Rasha Basha, one of the lead organizers of the Syrian refuge resettlement network, said nearly 200 Syrians have been resettled since April in cities including Pontiac, Bloomfield Hills, Dearborn and Hamtramck.

At least 70,000 Syrian refugees applied to the United Nations to seek refuge in either the U.S. or Europe, Basha said, quoting statistics from the U.S. State Department. So far at least 2,000, including those in Michigan, have been resettled across the country. More refugees are in the pipeline and they won’t be affected by any decision to slow their immigration, she said.

An estimated 20,000 Syrians, mostly professional and college-educated, live in Metro Detroit, she said.

Among them is Dr. Firas Nashef, who owns a dental practice in West Bloomfield Township. He came to the States more than 20 years ago, and he understands American jitters about terrorists He believes America gave him many opportunities — dental school and business loans, to name a few — things his home country “did not offer” him.

“I can understand why anyone would be so concerned about losing any of those freedoms or privileges to any group of people, terrorist or not,” said Nashef, 43. “Nobody wants to live in an environment of fear. I’m talking about my neighbors, my coworkers. All of us go to the same schools, to the same shopping malls, we watch the same games. Any harm that happens to any of us is a harm for all of us.”

Nashef said he’d like to see Syrian Muslims be “more engaging to the public and to the politicians” to show that they are just like everyone else.

“Politicians are people; they can be extremely enlightened and they can be extremely ignorant,” he said. “Some are sincere servants and some of them are not and are biased with prejudice.”

Nashef said that Americans are rightly concerned about terrorism and risks can’t be eliminated, but “I bank my money on my government doing its job keep us all safe.”

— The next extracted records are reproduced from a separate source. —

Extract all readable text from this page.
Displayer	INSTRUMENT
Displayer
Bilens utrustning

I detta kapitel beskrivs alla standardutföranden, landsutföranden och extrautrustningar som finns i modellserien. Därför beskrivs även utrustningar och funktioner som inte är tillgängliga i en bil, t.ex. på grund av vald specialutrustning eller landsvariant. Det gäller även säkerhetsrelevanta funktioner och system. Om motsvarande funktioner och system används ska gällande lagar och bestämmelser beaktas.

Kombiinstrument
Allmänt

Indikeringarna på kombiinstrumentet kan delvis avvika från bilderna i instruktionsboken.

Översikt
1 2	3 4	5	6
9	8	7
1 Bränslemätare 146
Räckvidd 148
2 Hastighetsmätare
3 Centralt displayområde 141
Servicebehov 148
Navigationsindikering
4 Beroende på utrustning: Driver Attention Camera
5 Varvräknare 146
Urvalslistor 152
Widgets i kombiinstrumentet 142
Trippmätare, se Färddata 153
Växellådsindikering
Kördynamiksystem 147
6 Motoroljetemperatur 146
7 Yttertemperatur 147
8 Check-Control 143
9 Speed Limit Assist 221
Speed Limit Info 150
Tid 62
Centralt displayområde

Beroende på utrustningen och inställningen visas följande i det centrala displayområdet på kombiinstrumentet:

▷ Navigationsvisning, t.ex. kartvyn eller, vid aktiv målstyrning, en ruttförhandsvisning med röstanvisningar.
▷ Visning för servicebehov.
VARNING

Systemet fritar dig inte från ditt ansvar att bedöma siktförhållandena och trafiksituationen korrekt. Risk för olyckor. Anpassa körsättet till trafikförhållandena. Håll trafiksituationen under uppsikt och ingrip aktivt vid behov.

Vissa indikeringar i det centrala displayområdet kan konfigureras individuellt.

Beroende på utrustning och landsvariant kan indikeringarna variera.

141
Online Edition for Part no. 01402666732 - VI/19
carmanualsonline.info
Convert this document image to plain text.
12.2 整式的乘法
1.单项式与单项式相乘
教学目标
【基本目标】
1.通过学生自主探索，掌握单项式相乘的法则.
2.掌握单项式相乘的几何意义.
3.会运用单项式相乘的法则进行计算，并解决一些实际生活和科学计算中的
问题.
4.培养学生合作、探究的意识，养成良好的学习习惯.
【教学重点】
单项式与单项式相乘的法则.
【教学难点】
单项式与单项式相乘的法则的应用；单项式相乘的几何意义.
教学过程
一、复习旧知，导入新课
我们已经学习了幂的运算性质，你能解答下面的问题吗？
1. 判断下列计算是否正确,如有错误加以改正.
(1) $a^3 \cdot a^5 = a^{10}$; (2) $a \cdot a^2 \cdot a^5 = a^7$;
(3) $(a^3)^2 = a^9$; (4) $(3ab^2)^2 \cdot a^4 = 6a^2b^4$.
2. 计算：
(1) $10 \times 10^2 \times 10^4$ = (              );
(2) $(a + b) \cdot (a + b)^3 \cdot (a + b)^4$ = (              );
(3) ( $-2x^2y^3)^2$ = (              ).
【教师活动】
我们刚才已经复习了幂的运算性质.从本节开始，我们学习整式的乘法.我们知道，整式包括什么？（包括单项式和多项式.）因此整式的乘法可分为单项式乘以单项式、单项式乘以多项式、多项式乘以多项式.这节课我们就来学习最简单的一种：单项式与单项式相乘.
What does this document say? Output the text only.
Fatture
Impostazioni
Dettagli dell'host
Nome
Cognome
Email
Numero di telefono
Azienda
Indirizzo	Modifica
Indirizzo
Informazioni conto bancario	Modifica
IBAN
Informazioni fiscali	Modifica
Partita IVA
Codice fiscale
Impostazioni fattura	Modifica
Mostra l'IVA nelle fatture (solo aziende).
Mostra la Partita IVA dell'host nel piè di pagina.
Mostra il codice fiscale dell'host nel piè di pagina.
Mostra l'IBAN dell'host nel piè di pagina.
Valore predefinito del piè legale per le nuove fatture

Nada Odeh, 40, of Ann Arbor, a Syrian-born artist who sought asylum status a few years ago, said she has not interacted with Americans who have labeled the Syrian refugees as possible terrorists, but she knows that this viewpoint exists. She “understands but I do not agree with it because I know my country and I know my people.”

“It’s normal that everyone would get scared because something happened in Paris (and San Bernardino), but it should not have a reflection on the refugees,” Odeh said of the attacks in Paris, where a Syrian passport of one of the terrorists was found.

‘Peaceful people’

“Americans should understand that Syrians are peaceful people. This is why we’re escaping the country, because we cannot live in a country where everyone is killed.”

Mohamad Almohsen, 45, knows that war all too well. The Syrian refugee from Daraa said he was forced to watch his young children beaten. To escape the violence, he and his family walked to Jordan and spent three years there before coming to Dearborn three months ago.

The truck driver in his home country said he’s thankful for Americans’ generosity but that Syrians coming here want a different life. If they wanted to fight, they would have stayed behind.

“We are escaping death,” Almohsen said through an interpreter. “We came here for life.”